Combined Ultrasound-Guided Femoral and Sciatic Nerve Block Efficacy in Arthroscopic Knee Surgeries Anesthesia and Post-Operative Analgesia, SAAD E. AHMED, NEVAN A. MEKAWY, MOHAMMED BELETA, REHAM MAGDY, MOHAMMED DOULA and MOHAMED A. HASSAN
Abstract
Background: Most orthopedic surgeries is performed on extremities (arms and legs), the innervations of which is derived centrally from the spinal nerves. These nerves coalesce into plexuses, and finally divide into terminal nerves supplying the bones and muscles and innervating the skin of the arm and leg. At certain points along their path these nerves can easily be identified and blocked with local anesthetic, achieving analgesia and anesthesia.
Objective: Sciatic nerve block guided ultrasound in com-bination with femoral nerve block has been suggested to be useful in relieving pain during and after knee arthroscopic surgery.

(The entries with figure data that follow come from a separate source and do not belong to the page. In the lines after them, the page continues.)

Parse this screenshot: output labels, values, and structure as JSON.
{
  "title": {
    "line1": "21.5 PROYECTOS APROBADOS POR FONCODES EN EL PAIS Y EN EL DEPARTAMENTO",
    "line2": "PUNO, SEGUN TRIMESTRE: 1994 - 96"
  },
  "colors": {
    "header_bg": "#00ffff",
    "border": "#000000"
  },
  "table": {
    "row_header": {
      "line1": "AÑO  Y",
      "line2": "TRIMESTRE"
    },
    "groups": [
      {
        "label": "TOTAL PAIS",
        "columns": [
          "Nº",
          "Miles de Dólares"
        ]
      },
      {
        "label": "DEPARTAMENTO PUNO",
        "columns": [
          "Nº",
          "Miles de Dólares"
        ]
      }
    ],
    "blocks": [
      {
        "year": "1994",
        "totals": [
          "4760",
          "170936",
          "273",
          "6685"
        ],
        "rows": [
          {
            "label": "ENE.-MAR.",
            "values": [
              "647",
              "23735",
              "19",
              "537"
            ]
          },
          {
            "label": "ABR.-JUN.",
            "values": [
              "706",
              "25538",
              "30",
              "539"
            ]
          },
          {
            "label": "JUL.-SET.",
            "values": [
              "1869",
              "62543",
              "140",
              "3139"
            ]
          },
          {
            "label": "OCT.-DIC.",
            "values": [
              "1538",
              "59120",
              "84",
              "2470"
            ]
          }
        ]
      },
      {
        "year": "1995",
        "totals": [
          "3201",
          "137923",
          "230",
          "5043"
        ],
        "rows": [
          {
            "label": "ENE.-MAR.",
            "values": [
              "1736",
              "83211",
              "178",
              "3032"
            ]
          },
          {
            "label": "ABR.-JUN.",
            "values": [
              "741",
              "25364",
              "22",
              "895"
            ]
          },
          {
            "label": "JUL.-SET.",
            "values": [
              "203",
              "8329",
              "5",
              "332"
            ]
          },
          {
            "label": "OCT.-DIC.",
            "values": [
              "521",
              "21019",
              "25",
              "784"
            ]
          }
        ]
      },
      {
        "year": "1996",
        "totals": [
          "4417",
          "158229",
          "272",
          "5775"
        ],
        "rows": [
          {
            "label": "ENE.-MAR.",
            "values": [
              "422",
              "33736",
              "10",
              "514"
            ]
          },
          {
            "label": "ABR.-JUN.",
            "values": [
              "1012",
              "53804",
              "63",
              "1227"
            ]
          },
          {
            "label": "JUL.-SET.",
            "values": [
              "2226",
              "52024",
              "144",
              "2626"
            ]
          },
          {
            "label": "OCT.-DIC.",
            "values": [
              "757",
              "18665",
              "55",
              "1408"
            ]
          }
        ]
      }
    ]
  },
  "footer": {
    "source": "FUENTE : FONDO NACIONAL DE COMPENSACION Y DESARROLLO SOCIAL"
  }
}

We discuss multiple approaches of sciatic nerve block guided ultrasound to evaluate their efficacy in combination with femoral nerve block as analgesia in knee arthroscopic surgery.
Methods: For two years, between 2013-2015 in Kasr Al-Ainy University Hospital (264) patients, ASA I, II or III of both gender and age between 20 and 50 years, undergoing unilateral knee arthroscopic surgeries under general anesthesia, using femoral nerve block plus sciatic nerve block guided ultrasound as analgesia, were enrolled in a prospective, randomized, double blind study.
Patients were divided into three equal groups, (88) patients each. All the patients received femoral nerve block guided ultrasound in addition to sciatic nerve block guided ultrasound either posterior sub-gluteal approach (posterior group), anterior approach (anterior group), or medial mid-thigh approach (medial group).
Patients were assessed as regards the onset, duration and intensity of the sensory and motor blocks; post-operative knee pain assessment for 12 hour and also the patient satisfaction were investigated.
Result: It was found that the only 7 patients of the posterior subgluteal approach, 8 patients of the anterior group and 12 patients of medial mid-thigh group reported as failure due to delayed loss of sensory loss in all dermatomes after 30 minutes, the onset of sensory loss in all dermatomes of the lower limb showed no significant differences between all groups. Regard the intensity of sensory loss showed significant difference in posterior group, it showed 16 patients with no pain after 30 minute and only 7 patients suffered from severe pain but there were no significant differences in both anterior and mid-thigh groups, and there were no significant difference between all groups in the duration of sensory block.
Concerning motor assessment there were no significant difference between all groups regarding onset and duration of the block, but in the motor intensity of block the posterior group showed statistically different result as 16 patients couldn't flex their knee and ankle, in comparison to 8 patients in anterior group and only 7 patients in mid-thigh group.
As postoperative analgesia recording just after the finishing of the operation there were significant difference between the three groups on visual analogue score, in the posterior group 12 patients gave 0 score, the anterior group 8 patients gave 0 and only 7 patients in mid-thigh group gave 0 score, but when observed 6 and 12 hours after the operation there were no statistical difference between groups.
Observing patients satisfaction resulted in significant differences between the three groups as 19 patients in anterior group reported excellent satisfaction, 14 patients in posterior group but only 7 patients in mid-thigh group.
Conclusion: All approaches is considered as effective analgesia in combination with general anesthesia during arthroscopic knee surgeries, these blocks provided good or excellent postoperative analgesia for all patients in the different groups. The posterior subgluteal approach is easier with higher success rate and it gave tense sensory and motor block and great post-operative analgesia. The anterior approach is difficult and need high experience especially in obese patients. The medial mid-thigh approach was the least performed technique. However, it is useful in patients in supine position, and easy to be done in thin patients, but this technique showed difficulty in obese patients due to limitation of rotation the leg. Patients were satisfied using anterior approach.